WASHINGTON — Combat veterans with less-than-honorable discharges may soon be eligible for urgent mental health care from Veterans Affairs Department facilities if the Senate follows a House decision earlier this week.

“This House sent a critical message to our men and women in uniform. That message is that you are not alone. We are here to help those suffering from the ‘invisible’ wounds of war,” the bill’s sponsor, Rep. Mike Coffman, R-Colo., said Tuesday after the House passed the bill.

The bill, which has been sent to the Senate Committee on Veterans’ Affairs for consideration, would require Veterans Affairs to provide vets with mental health assessments as well as treatment for urgent mental health care needs like suicide risk. It also would mandate a VA study to evaluate the effect of combat experience on veterans’ mental health.

Under current law, combat veterans with honorable discharges already have access to the assessments and treatment. But those who were discharged under other-than-honorable conditions do not have access to VA mental health care. This bill would enable many of those veterans to use VA services, although it would still exclude those with dishonorable or bad conduct discharges.
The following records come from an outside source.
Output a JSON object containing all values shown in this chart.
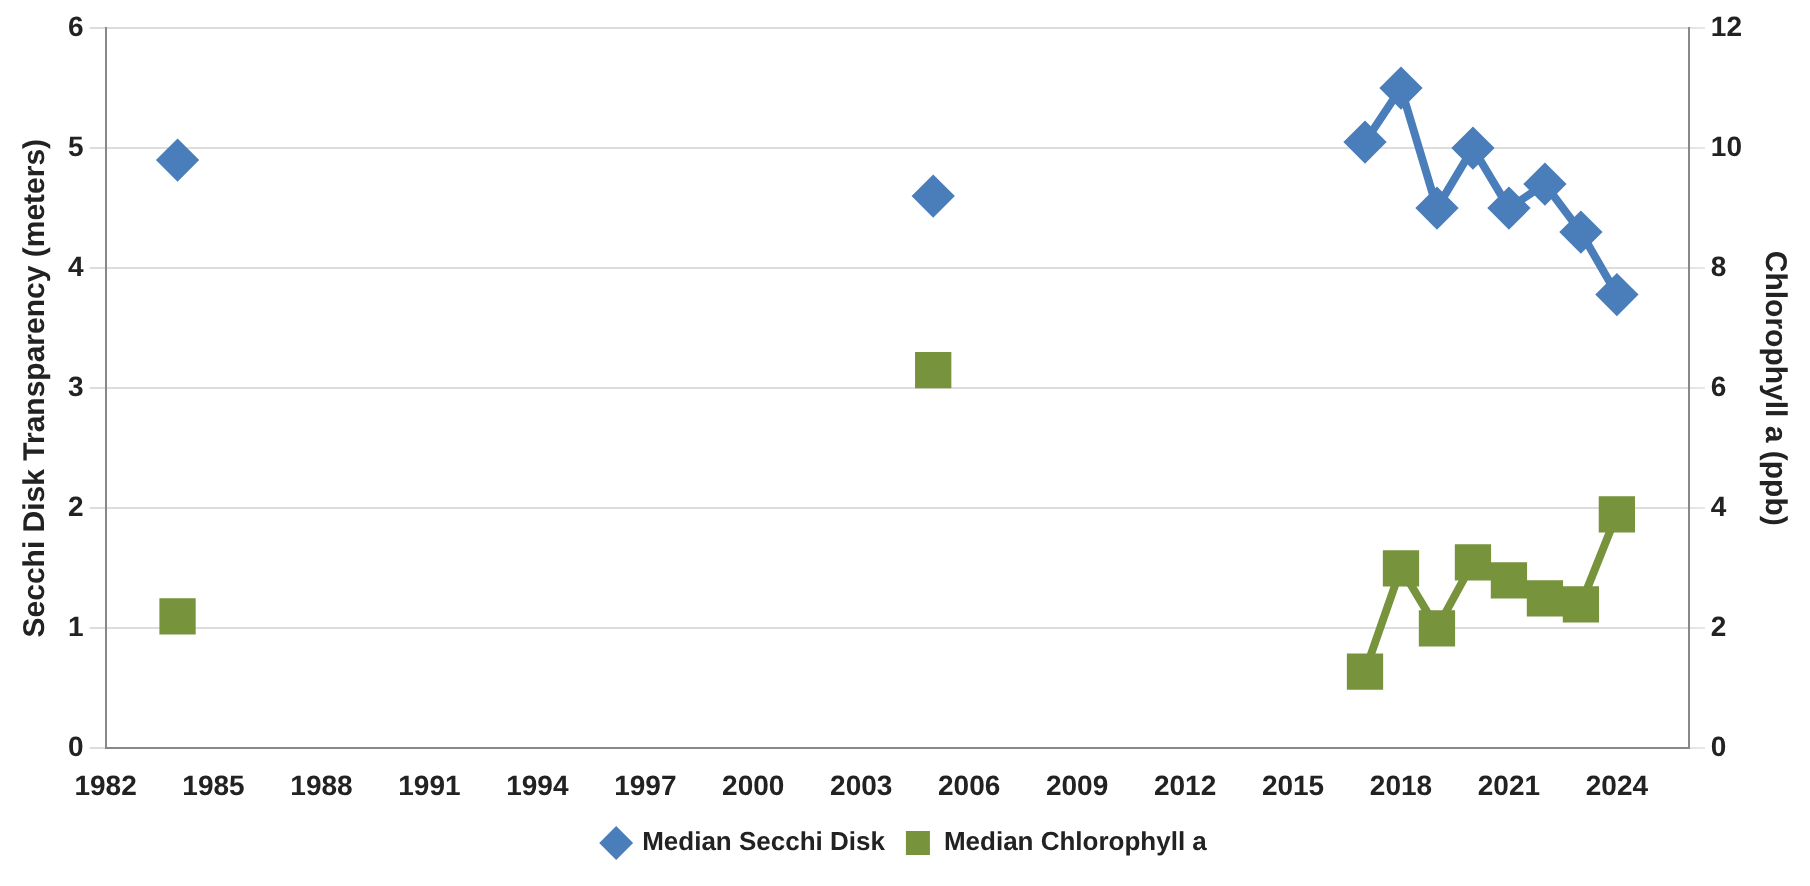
{
  "chart_data": {
    "type": "line",
    "ylabel": "Secchi Disk Transparency (meters)",
    "y2label": "Chlorophyll a (ppb)",
    "x": [
      1984,
      1995,
      2005,
      2010,
      2017,
      2018,
      2019,
      2020,
      2021,
      2022,
      2023,
      2024
    ],
    "series": [
      {
        "name": "Median Secchi Disk",
        "color": "#4a7ebb",
        "marker": "diamond",
        "values": [
          4.9,
          null,
          4.6,
          null,
          5.05,
          5.5,
          4.5,
          5.0,
          4.5,
          4.7,
          4.3,
          3.78
        ]
      },
      {
        "name": "Median Chlorophyll a",
        "color": "#77933c",
        "marker": "square",
        "axis": "y2",
        "values": [
          2.2,
          null,
          6.3,
          null,
          1.28,
          3.0,
          2.0,
          3.1,
          2.8,
          2.5,
          2.4,
          3.9
        ]
      }
    ],
    "xlim": [
      1982,
      2026
    ],
    "xticks": [
      1982,
      1985,
      1988,
      1991,
      1994,
      1997,
      2000,
      2003,
      2006,
      2009,
      2012,
      2015,
      2018,
      2021,
      2024
    ],
    "ylim": [
      0,
      6
    ],
    "yticks": [
      0,
      1,
      2,
      3,
      4,
      5,
      6
    ],
    "y2lim": [
      0,
      12
    ],
    "y2ticks": [
      0,
      2,
      4,
      6,
      8,
      10,
      12
    ],
    "grid": "y",
    "legend": "bottom",
    "line_style": "solid"
  }
}
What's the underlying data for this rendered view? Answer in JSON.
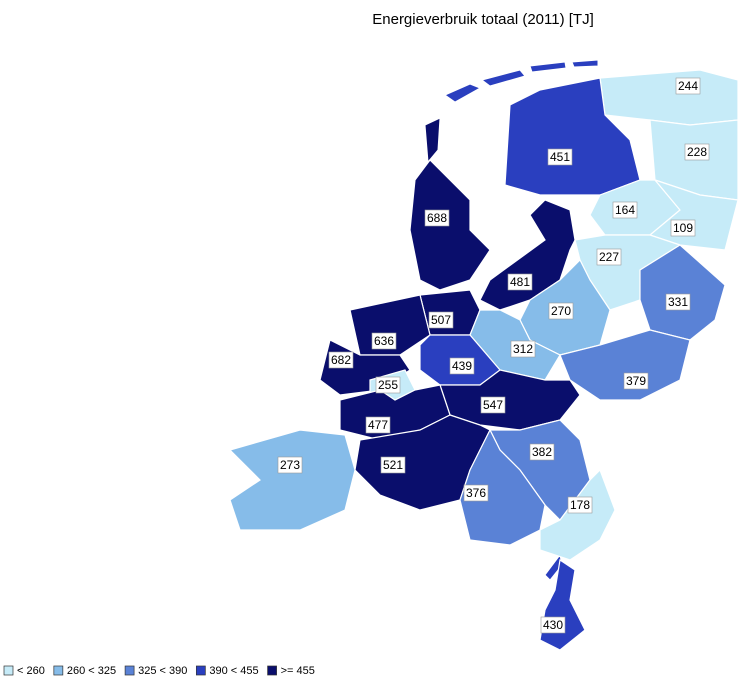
{
  "title": "Energieverbruik totaal (2011) [TJ]",
  "legend": [
    {
      "label": "< 260",
      "color": "#c6ebf8"
    },
    {
      "label": "260 < 325",
      "color": "#86bce9"
    },
    {
      "label": "325 < 390",
      "color": "#5a82d6"
    },
    {
      "label": "390 < 455",
      "color": "#2a3fbf"
    },
    {
      "label": ">= 455",
      "color": "#0a0e6c"
    }
  ],
  "regions": [
    {
      "value": 244,
      "color": "#c6ebf8"
    },
    {
      "value": 228,
      "color": "#c6ebf8"
    },
    {
      "value": 451,
      "color": "#2a3fbf"
    },
    {
      "value": 164,
      "color": "#c6ebf8"
    },
    {
      "value": 109,
      "color": "#c6ebf8"
    },
    {
      "value": 688,
      "color": "#0a0e6c"
    },
    {
      "value": 227,
      "color": "#c6ebf8"
    },
    {
      "value": 481,
      "color": "#0a0e6c"
    },
    {
      "value": 270,
      "color": "#86bce9"
    },
    {
      "value": 331,
      "color": "#5a82d6"
    },
    {
      "value": 507,
      "color": "#0a0e6c"
    },
    {
      "value": 636,
      "color": "#0a0e6c"
    },
    {
      "value": 312,
      "color": "#86bce9"
    },
    {
      "value": 682,
      "color": "#0a0e6c"
    },
    {
      "value": 439,
      "color": "#2a3fbf"
    },
    {
      "value": 255,
      "color": "#c6ebf8"
    },
    {
      "value": 379,
      "color": "#5a82d6"
    },
    {
      "value": 547,
      "color": "#0a0e6c"
    },
    {
      "value": 477,
      "color": "#0a0e6c"
    },
    {
      "value": 382,
      "color": "#5a82d6"
    },
    {
      "value": 521,
      "color": "#0a0e6c"
    },
    {
      "value": 273,
      "color": "#86bce9"
    },
    {
      "value": 376,
      "color": "#5a82d6"
    },
    {
      "value": 178,
      "color": "#c6ebf8"
    },
    {
      "value": 430,
      "color": "#2a3fbf"
    }
  ]
}
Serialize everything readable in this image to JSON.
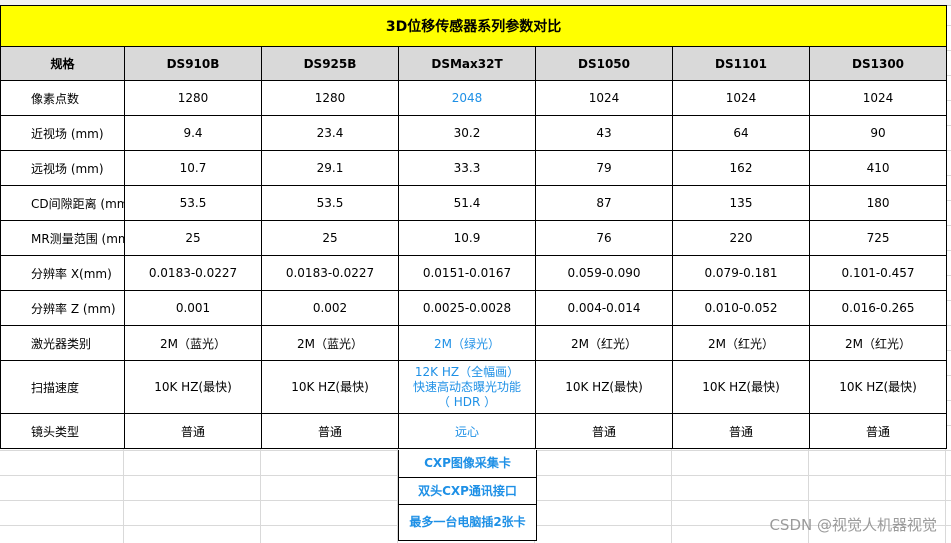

The National Veterans Foundation praised the House passage of the mental health bill. “It’s been our experience that some veterans with combat-related PTSD have unfairly received less-than-honorable discharges directly connected to their mental health issues,” said NVF Development Director Bill Morgan. “They need and deserve VA mental health services.”

According to the VA, roughly 20 veterans commit suicide each day, and veterans have a 22 percent higher risk than other Americans. VA Secretary David Shulkin has described suicide prevention as his “top clinical priority.”

The expansion of mental health services is always a good thing, said Nathaniel Counts, director at advocacy group Mental Health America: “To the extent this [bill] is filling a problematic gap, it’s great, and hopefully we can totally fill that gap for everyone.”

The House passed Coffman’s bill along with a slew of other veterans’ bills, including two bills that would make it easier for veterans to receive organ transplants and another that would enable VA health professionals to treat patients remotely using telecommunications technology.